I have never understood the American passion for planting shrubs then trimming them into soulless little poodle shapes. Of course I know that the art of topiary goes way back in Europe and Asia, long before the American lawn-plus-shrub culture was even considered. But growing topiary is an art all about careful culture, not about hacking any shrub down to a squat sphere. Maybe it is a symptom of a need to feel in total control of one's environment. I have other thoughts about this, but probably should avoid making sweeping statements about the general American psyche.
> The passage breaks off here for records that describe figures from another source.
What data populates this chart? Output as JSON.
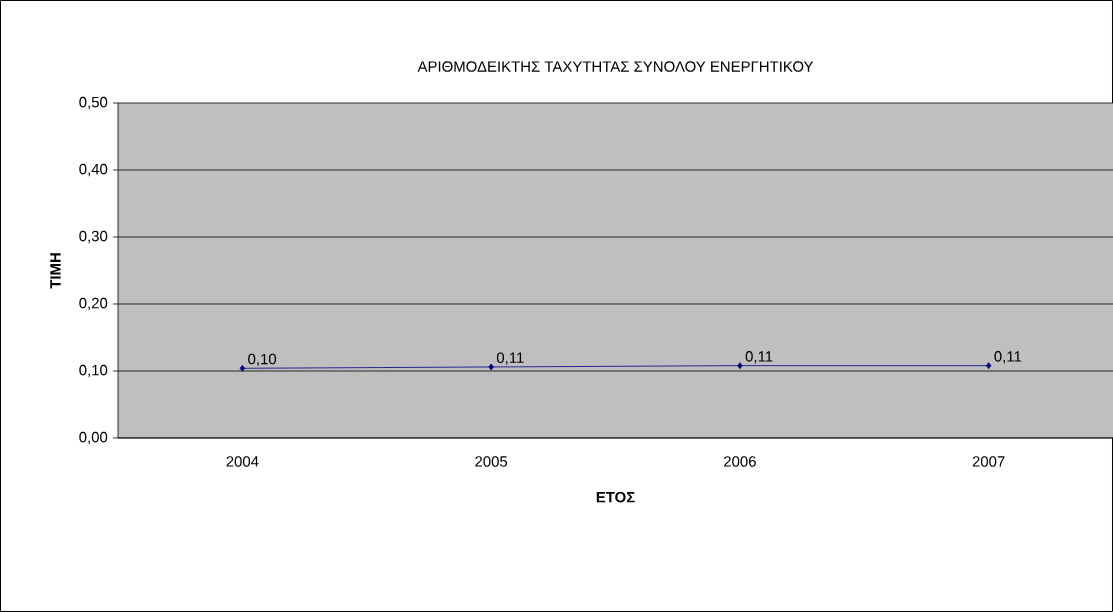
{
  "chart_data": {
    "type": "line",
    "title": "ΑΡΙΘΜΟΔΕΙΚΤΗΣ ΤΑΧΥΤΗΤΑΣ ΣΥΝΟΛΟΥ ΕΝΕΡΓΗΤΙΚΟΥ",
    "xlabel": "ΕΤΟΣ",
    "ylabel": "ΤΙΜΗ",
    "categories": [
      "2004",
      "2005",
      "2006",
      "2007"
    ],
    "series": [
      {
        "color": "#000080",
        "values": [
          0.104,
          0.106,
          0.108,
          0.108
        ],
        "value_labels": [
          "0,10",
          "0,11",
          "0,11",
          "0,11"
        ]
      }
    ],
    "ylim": [
      0,
      0.5
    ],
    "yticks": [
      {
        "value": 0,
        "label": "0,00"
      },
      {
        "value": 0.1,
        "label": "0,10"
      },
      {
        "value": 0.2,
        "label": "0,20"
      },
      {
        "value": 0.3,
        "label": "0,30"
      },
      {
        "value": 0.4,
        "label": "0,40"
      },
      {
        "value": 0.5,
        "label": "0,50"
      }
    ],
    "grid": "y",
    "marker": "diamond",
    "line_style": "solid"
  }
}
Here is a view of my neighbor's yard, seen through my Russian sage. As you can see, she has a very different approach to gardening than mine. When I bought my house 4 years ago, it came with lots of poodle-bushes, carefully lined up at equal distances from each other like little soldiers. I have removed most of them.
The remaining shrubs have been encouraged to grow haphazardly in any direction they pleased. At first they just looked shaggy, then their individual personalities started to come forth. Here are 2 that are now looking nice and unconstrained.
Unfortunately, not every shrub knows how to break out of its formal mode. The bush at the front corner of my property just refuses to spread out and quite probably will never adopt a happily casual look. It certainly looks ill-at-ease with my desert plants. Perhaps it can't relax because it knows I have ambitions to remove it.